How many stars are there then? The astronomers have answers to it. With the naked eye approximately 6500 stars are visible with a clear view. With telescopes on earth and in space considerably more. And with the extrapolation of the cosmos immediately considerably more. Currently "Gaia DR3" is the most extensive catalogue with 1.8 billion objects, but it goes on and on until the last of the estimated ten-high 24 stars of the universe will be recorded....
Basically all stars can be counted. Composers  have often felt attracted  by the stars.
Norbert Wiener saw a polarity between the countable objects (he refers to classical mechanics, Newton´s View on space, time and motion ; everything has its place and its time, its matter and its calculable dynamics) and the objects that are only recognizable by processes, namely Clouds !
The idea about " the objects that are only recognizable by processes" has inspired me to compose a "cloud atlas". Not with graphics or position tables or with scientific means - but through music.
Music is entirely capable of representing all possible transitions from "intangible" states. Because it has so many in-betweens, so many nuances, all the dynamics, evolutions, etc. Clouds are constantly changing and appear in an infinite variety of forms: as sardine clouds, scaly clouds, speckled clouds, wrinkled clouds, pockmarked clouds, bubble clouds, glittering clouds, streaking clouds, bowl field clouds....

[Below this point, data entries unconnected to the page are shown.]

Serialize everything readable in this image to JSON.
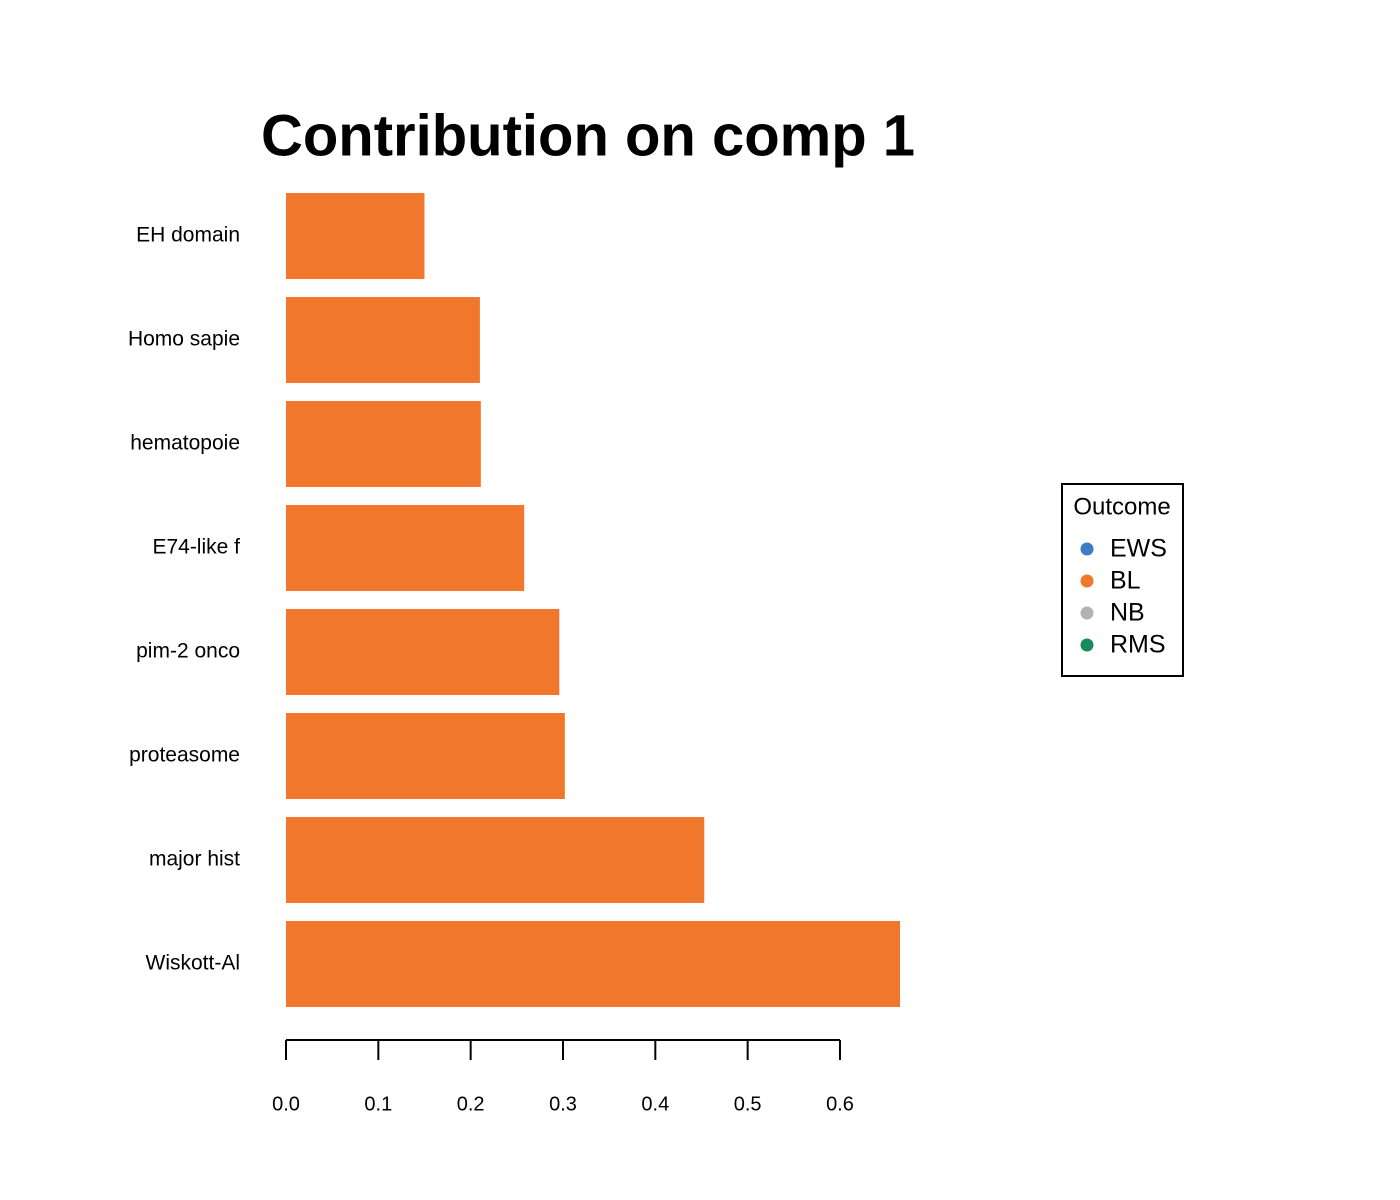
{
  "chart_data": {
    "type": "barh",
    "title": "Contribution on comp 1",
    "categories": [
      "EH domain",
      "Homo sapie",
      "hematopoie",
      "E74-like f",
      "pim-2 onco",
      "proteasome",
      "major hist",
      "Wiskott-Al"
    ],
    "values": [
      0.15,
      0.21,
      0.211,
      0.258,
      0.296,
      0.302,
      0.453,
      0.665
    ],
    "color": "#f0772c",
    "xlim": [
      0,
      0.7
    ],
    "xticks": [
      {
        "value": 0,
        "label": "0.0"
      },
      0.1,
      0.2,
      0.3,
      0.4,
      0.5,
      0.6
    ],
    "legend": {
      "title": "Outcome",
      "position": "right",
      "items": [
        {
          "name": "EWS",
          "color": "#3a7dc2"
        },
        {
          "name": "BL",
          "color": "#f0772c"
        },
        {
          "name": "NB",
          "color": "#b3b3b3"
        },
        {
          "name": "RMS",
          "color": "#1a8a5e"
        }
      ]
    }
  }
}
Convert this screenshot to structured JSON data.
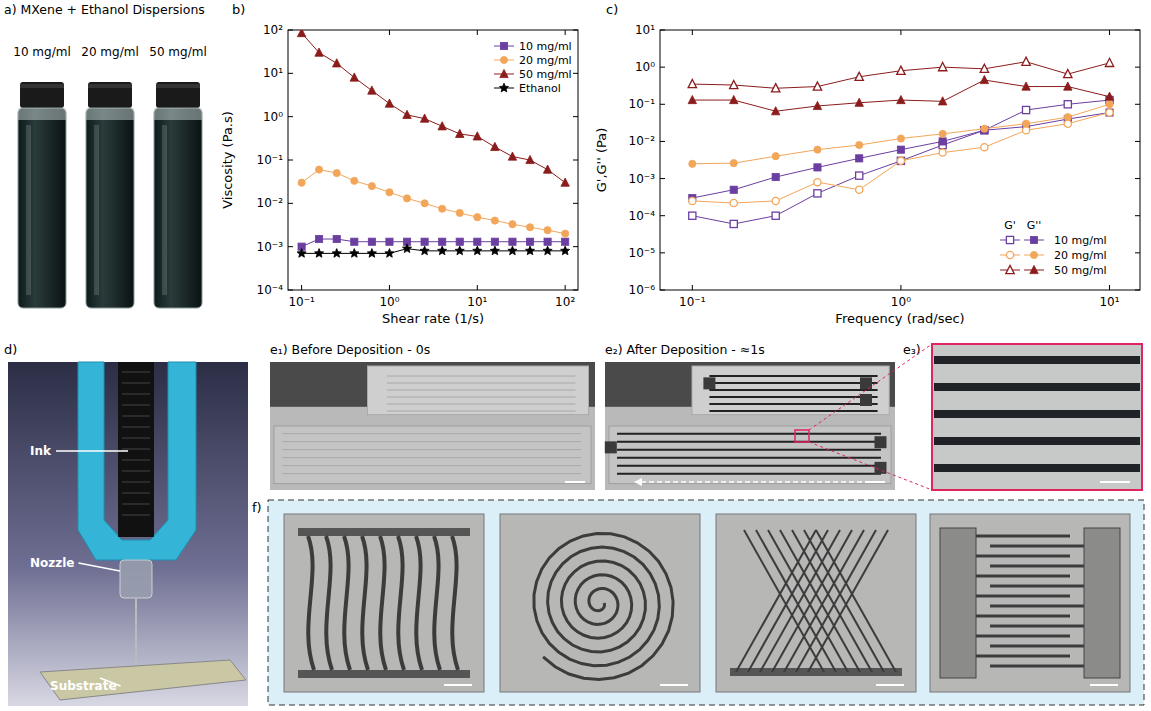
{
  "panels": {
    "a": {
      "label": "a) MXene + Ethanol Dispersions",
      "vials": [
        "10 mg/ml",
        "20 mg/ml",
        "50 mg/ml"
      ]
    },
    "b": {
      "label": "b)"
    },
    "c": {
      "label": "c)"
    },
    "d": {
      "label": "d)",
      "callouts": [
        "Ink",
        "Nozzle",
        "Substrate"
      ]
    },
    "e1": {
      "label": "e₁) Before Deposition - 0s"
    },
    "e2": {
      "label": "e₂) After Deposition - ≈1s"
    },
    "e3": {
      "label": "e₃)"
    },
    "f": {
      "label": "f)"
    }
  },
  "chart_data": [
    {
      "type": "line",
      "x_label": "Shear rate (1/s)",
      "y_label": "Viscosity (Pa.s)",
      "log": true,
      "legend": "top-right",
      "xlim": [
        0.07,
        140
      ],
      "ylim": [
        0.0001,
        100
      ],
      "xticks": [
        {
          "value": 0.1,
          "label": "10⁻¹"
        },
        {
          "value": 1,
          "label": "10⁰"
        },
        {
          "value": 10,
          "label": "10¹"
        },
        {
          "value": 100,
          "label": "10²"
        }
      ],
      "yticks": [
        {
          "value": 0.0001,
          "label": "10⁻⁴"
        },
        {
          "value": 0.001,
          "label": "10⁻³"
        },
        {
          "value": 0.01,
          "label": "10⁻²"
        },
        {
          "value": 0.1,
          "label": "10⁻¹"
        },
        {
          "value": 1,
          "label": "10⁰"
        },
        {
          "value": 10,
          "label": "10¹"
        },
        {
          "value": 100,
          "label": "10²"
        }
      ],
      "x": [
        0.1,
        0.158,
        0.251,
        0.398,
        0.631,
        1,
        1.585,
        2.512,
        3.981,
        6.31,
        10,
        15.85,
        25.12,
        39.81,
        63.1,
        100
      ],
      "series": [
        {
          "name": "10 mg/ml",
          "color": "#6b3fa0",
          "marker": "square",
          "values": [
            0.001,
            0.0015,
            0.0015,
            0.0013,
            0.0013,
            0.0013,
            0.0013,
            0.0013,
            0.0013,
            0.0013,
            0.0013,
            0.0013,
            0.0013,
            0.0013,
            0.0013,
            0.0013
          ]
        },
        {
          "name": "20 mg/ml",
          "color": "#f2a65a",
          "marker": "circle",
          "values": [
            0.03,
            0.06,
            0.05,
            0.033,
            0.025,
            0.018,
            0.013,
            0.01,
            0.0075,
            0.006,
            0.0048,
            0.004,
            0.0033,
            0.0028,
            0.0024,
            0.002
          ]
        },
        {
          "name": "50 mg/ml",
          "color": "#8b1c1c",
          "marker": "triangle",
          "values": [
            85,
            30,
            17,
            8,
            4,
            2,
            1.1,
            0.9,
            0.6,
            0.4,
            0.35,
            0.2,
            0.12,
            0.1,
            0.06,
            0.03
          ]
        },
        {
          "name": "Ethanol",
          "color": "#000000",
          "marker": "star",
          "values": [
            0.0007,
            0.0007,
            0.0007,
            0.0007,
            0.0007,
            0.0007,
            0.0009,
            0.0008,
            0.0008,
            0.0008,
            0.0008,
            0.0008,
            0.0008,
            0.0008,
            0.0008,
            0.0008
          ]
        }
      ]
    },
    {
      "type": "line",
      "x_label": "Frequency (rad/sec)",
      "y_label": "G',G'' (Pa)",
      "log": true,
      "legend": "bottom-right",
      "legend_columns": [
        "G'",
        "G''"
      ],
      "xlim": [
        0.07,
        14
      ],
      "ylim": [
        1e-06,
        10
      ],
      "xticks": [
        {
          "value": 0.1,
          "label": "10⁻¹"
        },
        {
          "value": 1,
          "label": "10⁰"
        },
        {
          "value": 10,
          "label": "10¹"
        }
      ],
      "yticks": [
        {
          "value": 1e-06,
          "label": "10⁻⁶"
        },
        {
          "value": 1e-05,
          "label": "10⁻⁵"
        },
        {
          "value": 0.0001,
          "label": "10⁻⁴"
        },
        {
          "value": 0.001,
          "label": "10⁻³"
        },
        {
          "value": 0.01,
          "label": "10⁻²"
        },
        {
          "value": 0.1,
          "label": "10⁻¹"
        },
        {
          "value": 1,
          "label": "10⁰"
        },
        {
          "value": 10,
          "label": "10¹"
        }
      ],
      "x": [
        0.1,
        0.158,
        0.251,
        0.398,
        0.631,
        1,
        1.585,
        2.512,
        3.981,
        6.31,
        10
      ],
      "series": [
        {
          "name": "10 mg/ml",
          "color": "#6b3fa0",
          "marker": "open-square",
          "values": [
            0.0001,
            6e-05,
            0.0001,
            0.0004,
            0.0012,
            0.003,
            0.008,
            0.02,
            0.07,
            0.1,
            0.13
          ]
        },
        {
          "name": "10 mg/ml",
          "color": "#6b3fa0",
          "marker": "square",
          "values": [
            0.0003,
            0.0005,
            0.0011,
            0.002,
            0.0035,
            0.006,
            0.01,
            0.02,
            0.025,
            0.04,
            0.06
          ]
        },
        {
          "name": "20 mg/ml",
          "color": "#f2a65a",
          "marker": "open-circle",
          "values": [
            0.00025,
            0.00022,
            0.00025,
            0.0008,
            0.0005,
            0.003,
            0.005,
            0.007,
            0.02,
            0.03,
            0.06
          ]
        },
        {
          "name": "20 mg/ml",
          "color": "#f2a65a",
          "marker": "circle",
          "values": [
            0.0025,
            0.0026,
            0.004,
            0.006,
            0.008,
            0.012,
            0.016,
            0.022,
            0.03,
            0.045,
            0.1
          ]
        },
        {
          "name": "50 mg/ml",
          "color": "#8b1c1c",
          "marker": "open-triangle",
          "values": [
            0.35,
            0.33,
            0.27,
            0.3,
            0.55,
            0.8,
            1.0,
            0.9,
            1.4,
            0.65,
            1.3
          ]
        },
        {
          "name": "50 mg/ml",
          "color": "#8b1c1c",
          "marker": "triangle",
          "values": [
            0.13,
            0.13,
            0.065,
            0.09,
            0.11,
            0.13,
            0.12,
            0.45,
            0.3,
            0.3,
            0.16
          ]
        }
      ]
    }
  ]
}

There is also an atlas for the clouds, the "International Cloud Atlas", which classifies 27 different types of clouds into ten main types, divided into three altitude levels: low clouds (stratus), medium clouds (altocumulus), and high clouds (cirrus).
In my piece "Cloud Atlas" I try to represent the infinite variety of shapes, colors with the huge palette between white and gray and their mutability through the sounds. The orchestra, which remains on the stage, is divided into three groups representing: stratus (low clouds), altocumulus (middle clouds) and cirrus (high clouds) - each group has a specific sonority and, moreover, also its own tempo level, time course and its own essence, direction, shape, gesture. And their specific height.
The layers flow between order and indeterminacy (chaos?), sometimes overlapping, often separated from each other... - more will probably not need to be said, you can hear it.
I was very fascinated by the idea of creating my own cloud atlas using sounds. One thing was clear to me: it is a musical work - matter formed by sound - not a scientific concept. And my music is subject to forces that lie entirely in the sonic. I cannot claim to be able to dispose of it freely, because, once set free, the sounds develop a life of their own, follow their own drives - but we "arrange" where it should go. I form the piece - and learn from it.
Another thought: clouds are ciphers of transience. But what would we be without them, without the clouds?